8. OLG Bamberg, FamRZ 1988, 752 = DAVorm 1988, 448
    Schutz der Kinder vor unnötigen Verlust eines Elternteils, wonach es dem Familiengericht in geeigneten Sorgerechtsverfahren sogar obliegt, den Abbau von Streitpotential zu versuchen und den Eltern den Gedanken an gemeinsame elterliche Sorge nahezulegen.

Koeppel (s.o): Das OLG Bamberg hat bereits 1988 aus dem Zivilpakt die Verpflichtung des Gerichtes abgeleitet, dem betroffenen Kind wo immer möglich bei Scheidung beide Elternteile zu erhalten.

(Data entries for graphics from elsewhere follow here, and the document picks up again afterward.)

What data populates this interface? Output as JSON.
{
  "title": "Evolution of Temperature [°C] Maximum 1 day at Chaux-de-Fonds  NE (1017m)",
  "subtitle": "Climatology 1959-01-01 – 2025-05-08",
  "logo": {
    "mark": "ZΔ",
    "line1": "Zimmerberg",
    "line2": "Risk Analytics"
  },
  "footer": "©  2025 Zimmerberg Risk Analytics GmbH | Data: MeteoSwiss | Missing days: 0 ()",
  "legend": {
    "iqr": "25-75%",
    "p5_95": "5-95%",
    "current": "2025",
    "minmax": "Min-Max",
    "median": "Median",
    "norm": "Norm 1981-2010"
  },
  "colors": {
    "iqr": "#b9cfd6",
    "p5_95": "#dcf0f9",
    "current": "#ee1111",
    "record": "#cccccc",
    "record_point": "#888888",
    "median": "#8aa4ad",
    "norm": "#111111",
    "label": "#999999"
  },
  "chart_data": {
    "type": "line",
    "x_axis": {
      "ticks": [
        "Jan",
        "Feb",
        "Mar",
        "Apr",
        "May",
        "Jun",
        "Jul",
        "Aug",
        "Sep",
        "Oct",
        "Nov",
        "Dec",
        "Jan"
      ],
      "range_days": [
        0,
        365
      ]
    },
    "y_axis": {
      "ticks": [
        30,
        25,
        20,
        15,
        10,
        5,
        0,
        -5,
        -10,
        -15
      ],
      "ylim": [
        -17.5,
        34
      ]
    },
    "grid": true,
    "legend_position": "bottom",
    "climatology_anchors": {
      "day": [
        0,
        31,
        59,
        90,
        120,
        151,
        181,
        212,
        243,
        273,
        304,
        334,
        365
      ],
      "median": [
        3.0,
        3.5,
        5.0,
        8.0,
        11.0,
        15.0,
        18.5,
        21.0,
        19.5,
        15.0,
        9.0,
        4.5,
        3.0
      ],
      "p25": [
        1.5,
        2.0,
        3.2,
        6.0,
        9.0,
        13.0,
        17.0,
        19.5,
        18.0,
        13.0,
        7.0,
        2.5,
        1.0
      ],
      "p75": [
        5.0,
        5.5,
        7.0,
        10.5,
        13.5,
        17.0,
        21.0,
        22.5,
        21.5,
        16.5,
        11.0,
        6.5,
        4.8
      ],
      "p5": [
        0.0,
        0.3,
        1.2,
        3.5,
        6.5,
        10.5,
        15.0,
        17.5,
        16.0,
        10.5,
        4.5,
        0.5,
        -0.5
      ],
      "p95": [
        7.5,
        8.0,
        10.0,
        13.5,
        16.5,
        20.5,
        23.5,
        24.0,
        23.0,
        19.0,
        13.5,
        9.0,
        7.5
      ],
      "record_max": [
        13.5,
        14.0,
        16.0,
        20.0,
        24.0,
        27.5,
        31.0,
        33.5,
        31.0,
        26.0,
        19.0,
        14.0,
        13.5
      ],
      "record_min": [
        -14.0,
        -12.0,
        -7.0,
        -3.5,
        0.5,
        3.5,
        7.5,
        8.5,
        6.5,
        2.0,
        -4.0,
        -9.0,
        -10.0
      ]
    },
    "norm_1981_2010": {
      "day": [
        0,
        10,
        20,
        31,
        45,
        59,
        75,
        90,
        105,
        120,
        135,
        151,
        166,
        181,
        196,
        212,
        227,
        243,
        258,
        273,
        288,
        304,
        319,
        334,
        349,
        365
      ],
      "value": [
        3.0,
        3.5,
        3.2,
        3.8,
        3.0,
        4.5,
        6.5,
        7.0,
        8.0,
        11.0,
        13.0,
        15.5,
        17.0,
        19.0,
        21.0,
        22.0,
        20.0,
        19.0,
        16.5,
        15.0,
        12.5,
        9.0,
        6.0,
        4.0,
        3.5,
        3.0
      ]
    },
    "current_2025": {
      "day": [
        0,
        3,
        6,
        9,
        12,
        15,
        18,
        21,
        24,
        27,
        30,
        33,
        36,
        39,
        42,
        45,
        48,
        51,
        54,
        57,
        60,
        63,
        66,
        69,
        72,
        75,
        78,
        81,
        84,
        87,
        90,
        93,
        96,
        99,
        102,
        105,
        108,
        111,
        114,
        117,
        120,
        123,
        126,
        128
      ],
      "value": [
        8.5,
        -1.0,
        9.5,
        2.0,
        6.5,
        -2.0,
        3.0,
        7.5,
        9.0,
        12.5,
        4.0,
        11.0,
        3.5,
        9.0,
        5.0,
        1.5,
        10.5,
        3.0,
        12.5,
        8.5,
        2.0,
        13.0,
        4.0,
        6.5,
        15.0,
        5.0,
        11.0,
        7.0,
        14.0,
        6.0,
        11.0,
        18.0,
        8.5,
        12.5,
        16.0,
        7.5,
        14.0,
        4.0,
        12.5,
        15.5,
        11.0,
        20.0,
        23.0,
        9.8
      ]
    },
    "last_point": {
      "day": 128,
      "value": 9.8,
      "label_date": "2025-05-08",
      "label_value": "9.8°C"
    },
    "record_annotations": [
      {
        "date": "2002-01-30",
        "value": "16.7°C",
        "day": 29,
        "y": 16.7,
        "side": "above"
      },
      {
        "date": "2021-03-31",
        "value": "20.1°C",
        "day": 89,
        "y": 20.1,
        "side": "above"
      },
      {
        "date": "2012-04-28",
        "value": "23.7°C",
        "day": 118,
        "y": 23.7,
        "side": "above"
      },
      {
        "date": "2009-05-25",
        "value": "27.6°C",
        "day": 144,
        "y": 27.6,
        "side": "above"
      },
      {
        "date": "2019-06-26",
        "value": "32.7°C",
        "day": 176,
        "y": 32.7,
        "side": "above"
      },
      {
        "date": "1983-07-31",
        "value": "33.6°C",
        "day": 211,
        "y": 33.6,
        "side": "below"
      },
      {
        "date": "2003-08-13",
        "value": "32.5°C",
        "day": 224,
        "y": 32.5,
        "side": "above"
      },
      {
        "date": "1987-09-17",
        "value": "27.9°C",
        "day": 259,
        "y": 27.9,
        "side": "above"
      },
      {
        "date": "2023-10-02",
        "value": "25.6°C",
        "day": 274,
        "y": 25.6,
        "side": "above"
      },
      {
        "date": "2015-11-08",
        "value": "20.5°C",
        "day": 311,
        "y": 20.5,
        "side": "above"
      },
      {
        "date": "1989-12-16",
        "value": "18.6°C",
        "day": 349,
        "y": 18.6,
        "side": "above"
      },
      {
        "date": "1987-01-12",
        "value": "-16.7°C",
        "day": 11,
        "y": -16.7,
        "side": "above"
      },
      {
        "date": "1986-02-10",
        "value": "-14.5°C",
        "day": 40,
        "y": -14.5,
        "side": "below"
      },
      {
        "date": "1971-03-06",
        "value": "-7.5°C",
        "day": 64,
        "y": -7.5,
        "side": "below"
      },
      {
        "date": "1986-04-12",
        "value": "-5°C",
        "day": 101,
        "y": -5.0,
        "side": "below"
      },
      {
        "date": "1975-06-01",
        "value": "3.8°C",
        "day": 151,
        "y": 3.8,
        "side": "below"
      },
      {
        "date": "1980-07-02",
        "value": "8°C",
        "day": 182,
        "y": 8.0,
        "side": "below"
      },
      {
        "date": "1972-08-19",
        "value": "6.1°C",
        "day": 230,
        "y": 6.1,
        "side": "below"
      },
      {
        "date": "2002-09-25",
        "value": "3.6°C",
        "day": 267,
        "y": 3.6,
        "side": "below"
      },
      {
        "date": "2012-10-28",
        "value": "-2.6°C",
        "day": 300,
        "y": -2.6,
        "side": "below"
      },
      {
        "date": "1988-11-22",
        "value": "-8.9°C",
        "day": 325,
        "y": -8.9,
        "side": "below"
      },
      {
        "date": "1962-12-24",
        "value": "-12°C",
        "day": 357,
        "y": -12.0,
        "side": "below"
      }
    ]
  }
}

Es führte aus, daß unter notwendigem Schutz auch der Schutz des Kindes vor dem unnötigen Verlust eines Elternteiles gehöre. Diese Feststellung ist logischerweise dahingehend zu ergänzen, daß andererseits der Schutz des Kindes vor einem Elternteil dann notwendig wird, wenn, um in BGB-Terminologie zu sprechen, die Kriterien der §1666f. BGB vorliegen. Das Wort "notwendig" weist auf das auch im Völkerrecht ausgeprägte Verhaltnismäßigkeitsprinzip hin.

Mit seiner bahnbrechenden Entscheidung hat das OLG Bamberg 1988 nicht nur dem Rechtsanwendungsbefehl des Grundgesetzes (Art 59 Abs. II GG), sondern auch dem richterlichen Rechtsfortbildungsauftrag entsprochen. Das Bundesverfassungsgericht hat nämlich im Zusammenhang mit der Europäischen Sozialcharta (ESC), welche unbestritten Staatenverpflichtung darstellt, formuliert, "daß es dahinstehen konne, ob sie unmittelbar, geltendes Bundesrecht ist oder ob sie lediglich den Gesetzgeber und den rechtsfortbildenden Richter bindet oder wenigstens Auslegungsmittel für das nationale Recht ist".

9. OLG Karlsruhe, FamRZ 1987, 89.
gemeinsame Sorge bleibt, wenn keine Nachteile gegenüber Alleinsorge

10. OLG Hamburg, FamRZ 1985, 1284;
.,,Rein vom Gesetz her ist der Richter an sich nicht gehindert, auch ohne einen solchen Vorschlag das gemeinsame Sorgerecht zuzuteilen, wenn er die Überzeugung gewinnt, daß dies dem Kindeswohl am besten entspricht (§1671 Abs. 2 BGB)."